I recently read an excellent article on the Adobe CMO.com site, Don’t Disregard These 5 Big Details Before Integrating Big Data.
As I read, I couldn't help but think of the Kimball Subsystems of ETL. If fact, so much so that I was motivated to map the obstacles to subsystems (yes, I'm that geeky). This exercise yielded two interesting observations:
- In general the obstacles and subsystems map well, and as such, the subsystems might provide a useful framework for evaluating systems or platforms that aspire to address the obstacles.
- The obstacles did reveal a couple missing subsystems (IMO).

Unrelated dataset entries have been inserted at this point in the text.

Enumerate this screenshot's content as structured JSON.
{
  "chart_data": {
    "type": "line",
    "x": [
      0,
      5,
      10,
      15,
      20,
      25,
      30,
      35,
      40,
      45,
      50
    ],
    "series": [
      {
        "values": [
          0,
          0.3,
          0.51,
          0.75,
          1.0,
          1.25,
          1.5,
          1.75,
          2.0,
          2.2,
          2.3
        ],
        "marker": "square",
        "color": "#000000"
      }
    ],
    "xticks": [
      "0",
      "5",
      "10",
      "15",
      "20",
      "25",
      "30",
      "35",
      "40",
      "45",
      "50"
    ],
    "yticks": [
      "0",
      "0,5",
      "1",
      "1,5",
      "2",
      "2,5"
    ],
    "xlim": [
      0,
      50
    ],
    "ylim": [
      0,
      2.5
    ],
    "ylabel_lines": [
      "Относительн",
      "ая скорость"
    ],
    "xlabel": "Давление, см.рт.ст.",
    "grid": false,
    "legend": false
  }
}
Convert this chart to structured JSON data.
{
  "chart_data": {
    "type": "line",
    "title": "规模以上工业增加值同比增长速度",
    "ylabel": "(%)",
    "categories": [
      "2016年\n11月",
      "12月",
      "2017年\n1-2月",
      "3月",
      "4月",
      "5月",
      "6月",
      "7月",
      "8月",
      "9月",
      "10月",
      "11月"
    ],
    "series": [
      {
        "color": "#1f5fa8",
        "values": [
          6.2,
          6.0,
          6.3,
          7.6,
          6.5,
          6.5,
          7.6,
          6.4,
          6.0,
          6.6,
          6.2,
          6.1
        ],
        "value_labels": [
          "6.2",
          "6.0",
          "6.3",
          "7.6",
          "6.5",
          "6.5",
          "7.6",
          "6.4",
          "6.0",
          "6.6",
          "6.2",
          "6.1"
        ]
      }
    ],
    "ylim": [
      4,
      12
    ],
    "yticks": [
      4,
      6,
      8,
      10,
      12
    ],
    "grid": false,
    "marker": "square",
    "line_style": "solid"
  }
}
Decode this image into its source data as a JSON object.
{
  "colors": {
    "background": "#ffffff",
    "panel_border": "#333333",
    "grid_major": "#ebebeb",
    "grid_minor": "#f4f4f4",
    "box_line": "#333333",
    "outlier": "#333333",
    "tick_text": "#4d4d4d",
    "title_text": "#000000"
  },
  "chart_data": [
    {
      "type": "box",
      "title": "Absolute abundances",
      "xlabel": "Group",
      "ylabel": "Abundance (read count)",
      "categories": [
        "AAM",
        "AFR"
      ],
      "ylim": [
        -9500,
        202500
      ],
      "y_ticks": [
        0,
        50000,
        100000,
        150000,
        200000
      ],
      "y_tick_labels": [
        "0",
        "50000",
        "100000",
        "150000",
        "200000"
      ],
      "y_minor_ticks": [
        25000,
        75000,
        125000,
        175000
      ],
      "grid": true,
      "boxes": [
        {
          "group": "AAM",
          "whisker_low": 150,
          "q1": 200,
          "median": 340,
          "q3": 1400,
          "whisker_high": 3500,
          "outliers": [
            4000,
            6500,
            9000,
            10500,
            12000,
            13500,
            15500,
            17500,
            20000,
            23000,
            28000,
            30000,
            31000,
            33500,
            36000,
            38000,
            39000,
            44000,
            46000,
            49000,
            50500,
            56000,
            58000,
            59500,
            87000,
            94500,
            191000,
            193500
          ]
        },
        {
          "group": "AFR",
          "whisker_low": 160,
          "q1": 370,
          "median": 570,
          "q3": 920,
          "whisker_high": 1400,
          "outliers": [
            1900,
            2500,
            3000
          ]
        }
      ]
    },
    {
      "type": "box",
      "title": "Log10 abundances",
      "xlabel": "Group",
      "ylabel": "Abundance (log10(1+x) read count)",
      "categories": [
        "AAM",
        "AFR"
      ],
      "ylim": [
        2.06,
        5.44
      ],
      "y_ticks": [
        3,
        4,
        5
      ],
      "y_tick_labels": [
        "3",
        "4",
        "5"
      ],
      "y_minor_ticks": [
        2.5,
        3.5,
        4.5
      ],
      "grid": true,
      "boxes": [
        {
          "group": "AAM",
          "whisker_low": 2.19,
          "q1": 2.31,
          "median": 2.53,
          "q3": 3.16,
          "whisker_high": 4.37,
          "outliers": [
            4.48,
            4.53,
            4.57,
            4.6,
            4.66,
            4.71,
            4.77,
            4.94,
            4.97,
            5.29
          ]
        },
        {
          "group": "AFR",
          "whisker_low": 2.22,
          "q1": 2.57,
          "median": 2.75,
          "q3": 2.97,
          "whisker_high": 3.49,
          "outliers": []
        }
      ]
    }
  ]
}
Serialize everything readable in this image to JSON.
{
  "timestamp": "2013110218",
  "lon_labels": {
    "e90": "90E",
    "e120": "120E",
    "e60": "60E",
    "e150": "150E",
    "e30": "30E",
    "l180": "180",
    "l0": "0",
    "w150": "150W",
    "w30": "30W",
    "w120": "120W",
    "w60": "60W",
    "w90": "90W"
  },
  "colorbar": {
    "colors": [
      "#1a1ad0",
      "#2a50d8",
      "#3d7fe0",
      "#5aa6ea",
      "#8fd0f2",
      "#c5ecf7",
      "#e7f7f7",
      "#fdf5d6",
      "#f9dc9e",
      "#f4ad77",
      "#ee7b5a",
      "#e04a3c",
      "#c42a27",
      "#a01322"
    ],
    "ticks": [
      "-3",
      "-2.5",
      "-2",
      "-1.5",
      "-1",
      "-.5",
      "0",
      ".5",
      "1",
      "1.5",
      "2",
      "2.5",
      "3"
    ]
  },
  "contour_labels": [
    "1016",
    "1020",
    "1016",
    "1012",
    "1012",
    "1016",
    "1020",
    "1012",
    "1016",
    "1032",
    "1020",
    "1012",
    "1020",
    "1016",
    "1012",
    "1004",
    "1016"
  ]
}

Here's how I see the mapping…
Obstacle #1: Divergent Data Models
- Subsystem: Data Profiling (subsystem 1) - Understand the data elements so that meaningful conformance decisions can be made.
- Subsystem: Data Conformance (subsystem 8) - Transform and conform data elements to common model
Obstacle #2: Data Quality
- Subsystem: Data Profiling (subsystem 1) - Understand where quality problems exist
- Subsystem: Data Cleansing System (subsystem 4) - Standardize, parse and cleanse data
- Subsystem: De-duplication (subsystem 7) - Match data to identify duplicates, then "master" the duplicated data in a "best record" (aka "Survivorship")
- Subsystem: Audit Dimension Creation (subsystem 6) - Append metadata to data which supports auditing and lineage
- Subsystem: Lineage and Dependency (subsystem 29) - Track lineage of data; critical for chasing down and solving data quality issues
Obstacle #3: Data Relevance
- Subsystem: Data Profiling (subsystem 1) - Understand which data elements are relevant.
- Subsystem: Lineage and Dependency (subsystem 29) - Track those elements through to real consumption that provides real business value.
- Subsystem: Data Expiration (* new subsystem*) - Data becomes less valuable as it ages; expire it automatically to balance cost versus value.
Obstacle #4: Integration Speed
- Subsystem: Data Profiling (subsystem 1) - Understand recency, frequency and relevance of data - no need to ingest a record in real-time that has already aged 2 months.
- Subsystem: Change Data Capture (subsystem 2) - To support low latency processing, you often have to process only the true changes.
Obstacle #5: Self-Service Capabilities
- Subsystem: Metadata Repository (subsystem 34) - Self-service by non-developers assumes a strong data model managed by an easy-to-use interface.
- Subsystem: Workflow Configurator (*new subsystem*) - An easy-to-use interface that services common patterns in order to make it possible for non-developers to create and manage workflows. Striking the balance between simplicity and flexibility is the biggest challenge here.
- Subsystem: Workflow Monitor (subsystem 27) - Defining workflows in a self-serve fashion is only the first step; you have to monitor them too.